In seguito, Minus e David hanno un breve colloquio, nel quale il ragazzo cerca conforto nelle parole del padre: dapprima non crede in Dio, ma, a poco a poco, comincia a considerare la
Sua esistenza, in particolare quando David afferma che Dio potrebbe coincidere con l’amore. Ma dal tono delle parole del padre, si può scorgere un senso di tristezza: magari neanche lui crede più di tanto alle sue parole. Magari, quello che ha detto, lo ha detto solo per consolare il figlio, dopo che Karin è stata prelevata e riportata in manicomio.

Non so se l’amore dimostra l’esistenza di Dio o se l’amore è Dio stesso…questo pensiero è il solo conforto alla mia miseria e alla mia disperazione

L’altro tema portante di questo capolavoro è la follia, che sfocia poi in una sorta di “rivelazione”.

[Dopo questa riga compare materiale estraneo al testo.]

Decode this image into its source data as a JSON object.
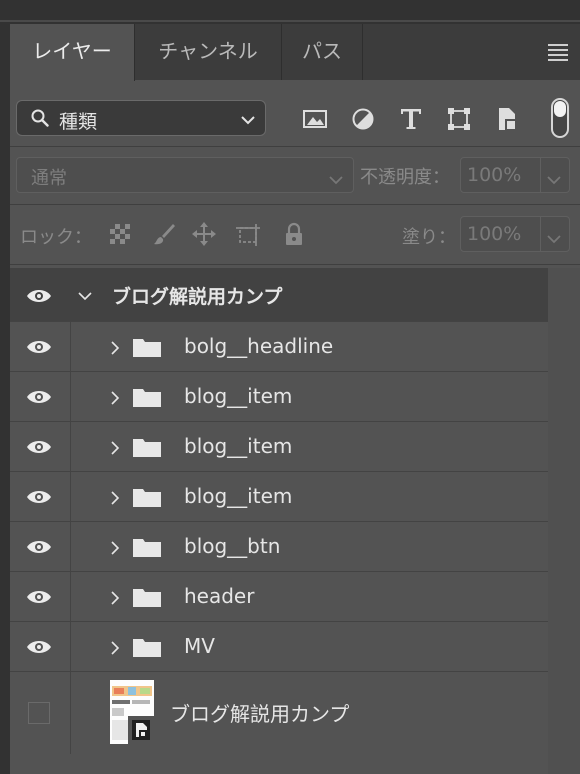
{
  "tabs": [
    {
      "label": "レイヤー",
      "active": true
    },
    {
      "label": "チャンネル",
      "active": false
    },
    {
      "label": "パス",
      "active": false
    }
  ],
  "filter": {
    "kind_label": "種類",
    "filter_icons": [
      "image-filter-icon",
      "adjustment-filter-icon",
      "type-filter-icon",
      "shape-filter-icon",
      "smart-object-filter-icon"
    ]
  },
  "blend": {
    "mode": "通常",
    "opacity_label": "不透明度：",
    "opacity_value": "100%"
  },
  "lock": {
    "label": "ロック：",
    "fill_label": "塗り：",
    "fill_value": "100%"
  },
  "layers": {
    "group": {
      "name": "ブログ解説用カンプ",
      "expanded": true
    },
    "children": [
      {
        "name": "bolg__headline"
      },
      {
        "name": "blog__item"
      },
      {
        "name": "blog__item"
      },
      {
        "name": "blog__item"
      },
      {
        "name": "blog__btn"
      },
      {
        "name": "header"
      },
      {
        "name": "MV"
      }
    ],
    "bottom": {
      "name": "ブログ解説用カンプ"
    }
  },
  "colors": {
    "panel": "#535353",
    "tabbar": "#3c3c3c",
    "text": "#e6e6e6"
  }
}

La stanza in cui Karin si ritira spesso, nella quale sente le voci, nella quale ha le visioni, è completamente spoglia, se non fosse per la carta da parati, in alcuni punti strappata: perchè? Perchè è proprio in un luogo così sterile e arido che a Karin si rivela il volto di Dio (questo, perlomeno, è quello che pensa lei)? Secondo me, rappresenta il vuoto spirituale di Karin e, man mano che ci si avvicina alla fine, di tutti e quattro i personaggi, che, infatti, nelle ultime scene si riuniscono in questa stanza. Sono tutti come dei barattoli: all’inizio sono pieni, ma la vita, con le sue asperità, li svuota lentamente, fino a raggiungere il fondo.
E perchè quello squarcio nella parete? Evidentemente, simboleggia la psiche della stessa Karin che è compromessa, corrotta dalla pazzia.

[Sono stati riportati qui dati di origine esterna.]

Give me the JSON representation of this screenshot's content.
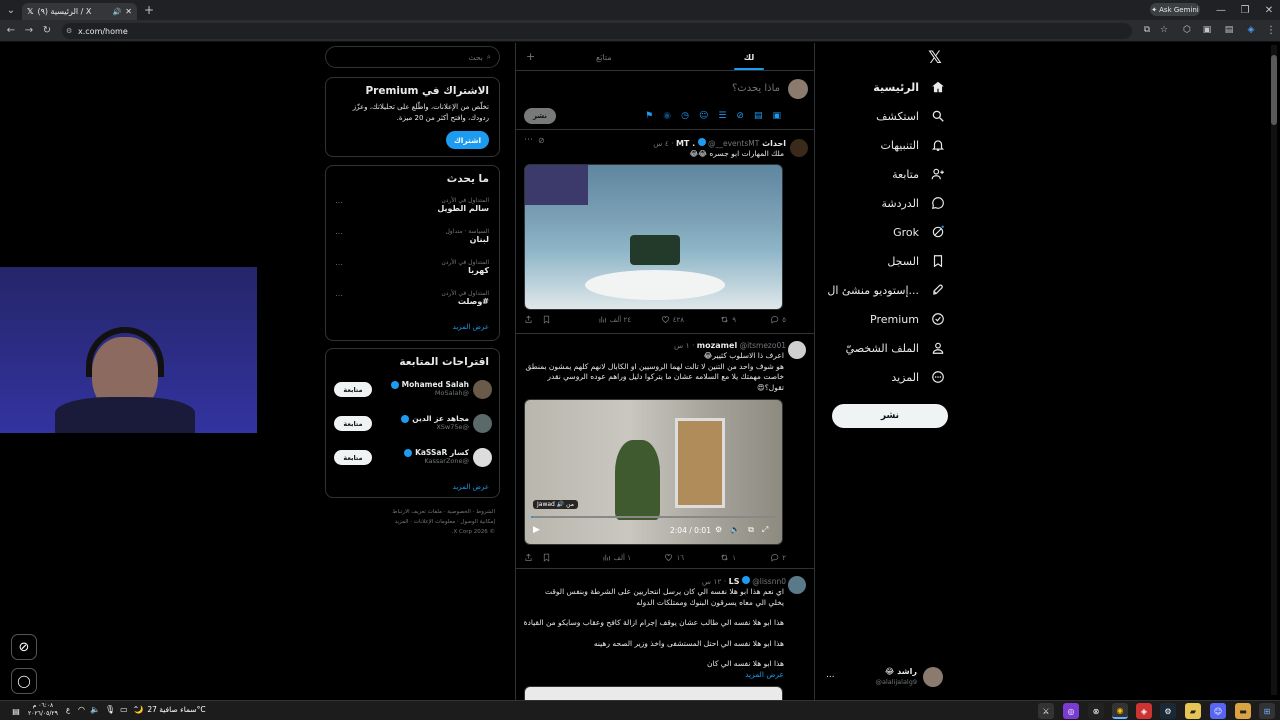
{
  "browser": {
    "tab_title": "(٩) الرئيسية / X",
    "url": "x.com/home",
    "gemini_label": "Ask Gemini"
  },
  "nav": {
    "items": [
      {
        "label": "الرئيسية",
        "icon": "home-icon"
      },
      {
        "label": "استكشف",
        "icon": "search-icon"
      },
      {
        "label": "التنبيهات",
        "icon": "bell-icon"
      },
      {
        "label": "متابعة",
        "icon": "add-user-icon"
      },
      {
        "label": "الدردشة",
        "icon": "chat-icon"
      },
      {
        "label": "Grok",
        "icon": "grok-icon"
      },
      {
        "label": "السجل",
        "icon": "bookmark-icon"
      },
      {
        "label": "إستوديو منشئ ال...",
        "icon": "rocket-icon"
      },
      {
        "label": "Premium",
        "icon": "premium-icon"
      },
      {
        "label": "الملف الشخصيّ",
        "icon": "profile-icon"
      },
      {
        "label": "المزيد",
        "icon": "more-icon"
      }
    ],
    "post_button": "نشر",
    "account_name": "راشد 😂",
    "account_handle": "@alalijalalg9",
    "account_more": "..."
  },
  "feed": {
    "tab_for_you": "لك",
    "tab_following": "متابَع",
    "compose_placeholder": "ماذا يحدث؟",
    "compose_post": "نشر",
    "posts": [
      {
        "name": "احداث MT .",
        "handle": "@__eventsMT",
        "time": "· ٤ س",
        "text": "ملك المهارات ابو جسره 😂😂",
        "replies": "٥",
        "reposts": "٩",
        "likes": "٤٢٨",
        "views": "٢٤ ألف"
      },
      {
        "name": "mozamel",
        "handle": "@itsmezo01",
        "time": "· ١ س",
        "text_lines": [
          "اعرف ذا الاسلوب كثيير😂",
          "هو شوف واحد من التنين لا تالت لهما الروسيين او الكابال لانهم كلهم يمشون بمنطق",
          "خاصت مهمتك يلا مع السلامه عشان ما يتركوا دليل وراهم عوده الروسي نقدر",
          "تقول؟😍"
        ],
        "video_time": "2:04 / 0:01",
        "video_overlay": "Jawad 🔊 من",
        "replies": "٢",
        "reposts": "١",
        "likes": "١٦",
        "views": "١ ألف"
      },
      {
        "name": "LS",
        "handle": "@lissnn0",
        "time": "· ١٢ س",
        "text_lines": [
          "اي نعم هذا ابو هلا نفسه الي كان يرسل انتحاريين على الشرطة وبنفس الوقت",
          "يخلي الي معاه يسرقون البنوك وممتلكات الدوله",
          "",
          "هذا ابو هلا نفسه الي طالب عشان يوقف إجرام ازالة كافح وعقاب وسايكو من القيادة",
          "",
          "هذا ابو هلا نفسه الي احتل المستشفى واخذ وزير الصحه رهينه",
          "",
          "هذا ابو هلا نفسه الي كان"
        ],
        "show_more": "عرض المزيد"
      }
    ]
  },
  "sidebar": {
    "search_placeholder": "بحث",
    "premium": {
      "title": "الاشتراك في Premium",
      "body_lines": [
        "تخلّص من الإعلانات، واطّلع على تحليلاتك، وعزّز",
        "ردودك، وافتح أكثر من 20 ميزة."
      ],
      "button": "اشتراك"
    },
    "trends": {
      "title": "ما يحدث",
      "items": [
        {
          "meta": "المتداول في الأردن",
          "topic": "سالم الطويل"
        },
        {
          "meta": "السياسة · متداول",
          "topic": "لبنان"
        },
        {
          "meta": "المتداول في الأردن",
          "topic": "كهربا"
        },
        {
          "meta": "المتداول في الأردن",
          "topic": "#وصلت"
        }
      ],
      "show_more": "عرض المزيد"
    },
    "suggestions": {
      "title": "اقتراحات المتابعة",
      "items": [
        {
          "name": "Mohamed Salah",
          "handle": "@MoSalah",
          "button": "متابعة"
        },
        {
          "name": "مجاهد عز الدين",
          "handle": "@XSw75e",
          "button": "متابعة"
        },
        {
          "name": "كسار KaSSaR",
          "handle": "@KassarZone",
          "button": "متابعة"
        }
      ],
      "show_more": "عرض المزيد"
    },
    "footer_lines": [
      "الشروط · الخصوصية · ملفات تعريف الارتباط",
      "إمكانية الوصول · معلومات الإعلانات · المزيد",
      "© 2026 X Corp."
    ]
  },
  "taskbar": {
    "weather": "سماء صافية 27°C",
    "clock_time": "٠٦:٠٨ م",
    "clock_date": "٢٠٢٦/٠٥/٢٩",
    "lang": "ع"
  },
  "colors": {
    "accent": "#1d9bf0",
    "background": "#000000",
    "text": "#e7e9ea",
    "muted": "#71767b",
    "border": "#2f3336"
  }
}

La stessa cosa, se vogliamo, possiamo ritrovarlo in Repulsione di Roman Polański, cronologicamente non distante da questo, essendo del 1965, nel quale le pareti strette della casa della protagonista diventano delle entità quasi demoniache e si fratturano nel tentativo di cattutarla.
Forse è meglio finirla qui, altrimenti finisco per scrivere veramente un trattato. Qui sono riuscito solo a scalfire la superfice di quest’opera meravigliosa che, ovviamente, consiglio a tutti.